- В любой час дня и ночи из неказистого чердачного окошка тихо, еле слышно жужжа, будут вылетать маленькие самолетики авиамодельки. У каждого такого всепогодного самолетика будет впереди малюсенькая видеокамера, а под крыльями не пятьдесят, а сто пятьдесят граммов пластида - чтобы за глаза хватило для любого солидного человека вместе со всеми его телохранителями. А ты, Живчик, будешь сидеть здесь у себя на вилле перед большим монитором, а то и перед несколькими мониторами, и с удовольствием в натуре (ударение на "а") наблюдать, как сморщится паскудная рожа у того же коротышки Фортепьянова, когда он увидит, какой гостинец от Живчика влетает к нему в форточку. И каждая авиамодель будет самонаводиться по адресу, заложенному в электронную память, с точностью до сантиметра, без единого промаха. Через месяц-другой вся эта авиамодельная армада сделает тебя, Живчик, властелином Москвы…
- Принеси-ка из холодильника пива человеку, - велел законник Слюнтяю и спросил: - Слышь, Веня, а до Лондона твоя авиация долетит?
- Почему только до Лондона? Давай с тобой не будем ограничиваться одной Великобританией. Во всех больших городах Европы, а со временем, я уверен, и во всех мегаполисах Америки, да и в Японии мы найдем общий язык с якудзой. Повсюду у нас будут свои небольшие сарайчики-аэродромы, и за одну только ночь, дорогой Живчик, мы покончим со всеми твоими лондонскими врагами. А уже на следующее утро будем чистить Мадрид, потом Рим, Париж, Берлин…
- Мне эти самолетики еще в одном деле пригодятся. И сколько же у тебя готовых авиамоделей? - спросил Живчик, открывая бутылку "Гессера".
- На первое время вполне достаточно.
- А производство наладить сможешь?
- Все упирается только в деньги - авиамодели свободно в магазине продаются - покупай сколько хочешь. Дело все в том, как их дооборудовать и чем оснастить. И у меня есть такой человек, который с превеликой радостью навешает на наши авиамодели все необходимое, включая дополнительные топливные баки, тепловизоры, аппаратуру оперативного наведения по электронно-оптическому биноклю. Только ты, Живчик, посмотришь в такой бинокль на какое-нибудь окно, а в него уже бомбочка влетает. И наши самолетики-авиамодельки скоро превратятся в грозное оружие, от которого нет защиты…
- Что за человек? - уточнил Живчик.
- Академик Бобылев - за него я тебе ручаюсь, он с полным приветом.
- Что с ним такое? - насторожился Живчик.
- Да все время думает.
- Ладно, пусть думает, лишь бы нашему делу это не мешало, - разрешил законник. - Ну, а откуда у этого академика самонаводящиеся реактивные снаряды?

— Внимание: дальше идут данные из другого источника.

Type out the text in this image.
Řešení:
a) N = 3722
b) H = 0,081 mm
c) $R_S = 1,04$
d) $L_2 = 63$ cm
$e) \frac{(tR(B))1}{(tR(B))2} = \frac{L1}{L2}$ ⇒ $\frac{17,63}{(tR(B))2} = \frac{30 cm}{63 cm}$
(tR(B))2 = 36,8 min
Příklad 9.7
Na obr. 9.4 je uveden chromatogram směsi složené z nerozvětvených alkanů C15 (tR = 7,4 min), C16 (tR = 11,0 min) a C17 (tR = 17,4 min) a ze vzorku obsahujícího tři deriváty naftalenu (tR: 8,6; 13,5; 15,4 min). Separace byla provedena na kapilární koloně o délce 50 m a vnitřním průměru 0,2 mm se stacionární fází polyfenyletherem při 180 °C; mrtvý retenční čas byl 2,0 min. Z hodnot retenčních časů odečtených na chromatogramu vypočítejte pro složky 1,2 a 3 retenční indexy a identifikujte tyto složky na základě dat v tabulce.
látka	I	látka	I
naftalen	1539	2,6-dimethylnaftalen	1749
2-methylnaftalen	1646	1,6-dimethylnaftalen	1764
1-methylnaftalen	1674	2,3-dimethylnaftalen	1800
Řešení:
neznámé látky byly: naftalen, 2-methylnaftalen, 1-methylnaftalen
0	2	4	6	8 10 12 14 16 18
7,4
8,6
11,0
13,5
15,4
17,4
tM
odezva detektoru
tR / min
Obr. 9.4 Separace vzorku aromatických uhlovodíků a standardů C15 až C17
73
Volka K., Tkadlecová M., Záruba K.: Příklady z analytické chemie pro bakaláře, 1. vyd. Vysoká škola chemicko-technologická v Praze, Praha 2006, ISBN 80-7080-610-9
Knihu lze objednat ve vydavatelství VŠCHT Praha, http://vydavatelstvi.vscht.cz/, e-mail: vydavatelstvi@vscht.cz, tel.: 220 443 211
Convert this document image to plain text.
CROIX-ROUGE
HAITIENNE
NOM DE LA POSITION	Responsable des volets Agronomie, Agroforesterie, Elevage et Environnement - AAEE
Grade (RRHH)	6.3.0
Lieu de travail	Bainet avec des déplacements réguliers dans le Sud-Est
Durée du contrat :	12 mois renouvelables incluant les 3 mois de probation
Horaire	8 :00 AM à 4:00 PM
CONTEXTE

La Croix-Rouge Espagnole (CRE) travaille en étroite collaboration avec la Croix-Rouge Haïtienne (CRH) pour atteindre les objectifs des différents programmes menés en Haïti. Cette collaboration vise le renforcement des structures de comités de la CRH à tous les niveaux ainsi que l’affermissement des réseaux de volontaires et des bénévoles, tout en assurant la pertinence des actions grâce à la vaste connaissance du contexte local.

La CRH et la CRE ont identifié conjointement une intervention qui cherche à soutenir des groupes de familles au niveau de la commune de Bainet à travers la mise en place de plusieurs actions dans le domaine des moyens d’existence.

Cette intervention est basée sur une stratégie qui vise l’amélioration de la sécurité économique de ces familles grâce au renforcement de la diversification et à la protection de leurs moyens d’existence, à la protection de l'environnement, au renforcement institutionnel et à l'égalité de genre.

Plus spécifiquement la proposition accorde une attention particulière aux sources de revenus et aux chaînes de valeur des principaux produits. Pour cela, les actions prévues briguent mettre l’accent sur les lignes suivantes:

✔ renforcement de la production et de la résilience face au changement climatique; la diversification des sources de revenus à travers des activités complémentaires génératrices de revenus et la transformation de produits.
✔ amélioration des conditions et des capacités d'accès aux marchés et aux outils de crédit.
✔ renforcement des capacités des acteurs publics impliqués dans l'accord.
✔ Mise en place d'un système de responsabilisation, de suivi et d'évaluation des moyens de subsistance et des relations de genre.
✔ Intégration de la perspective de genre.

- Да сам академик Бобылев их и придумал во времена холодной войны. А когда его номерной завод за ненадобностью закрыли и Бобылева прогнали взашей, он на всякий случай все самонаводящиеся головки к себе в гараж перетаскал. Кстати, идея "саранчи" - тоже его. К сожалению, гениальный конструктор так и не успел до конца свою идею реализовать. А как было бы хорошо - где-нибудь в океане всплыла бы подводная лодка "Тайфун" и вместо десятка ракет, которые ничего не стоит сбить, с этой подлодки, как саранча, вылетают тысячи и тысячи самолетиков и каждый самолетик летит в логово врага…
- А не замотает мудила-академик свои самонаводящиеся головки? - спросил Живчик.
- Валерий Валерьевич Бобылев только и ждет случая, чтобы всех разбомбить. Таких патриотов мало осталось!
- Отвечаешь за свои слова? А то смотри - раз у нас пошли серьезные дела, я не только тебе, но и твоей телке обязательно голову сверну! - Живчик решил опять припугнуть фраера.
Но Венедикт Васильевич уже ничего не боялся, поскольку предвидел ход дальнейших событий. Ведь Оленька была единственной слабостью выдающегося конструктора Бобылева, и о чем бы она его ни просила, он никогда и ни в чем ей не отказывал. А тут получается, академик Бобылев будет стараться не ради исполнения оленькиных капризов, а ради спасения самой Оленьки… Венедикт же Васильевич и в мыслях себя с Оленькой не разделял.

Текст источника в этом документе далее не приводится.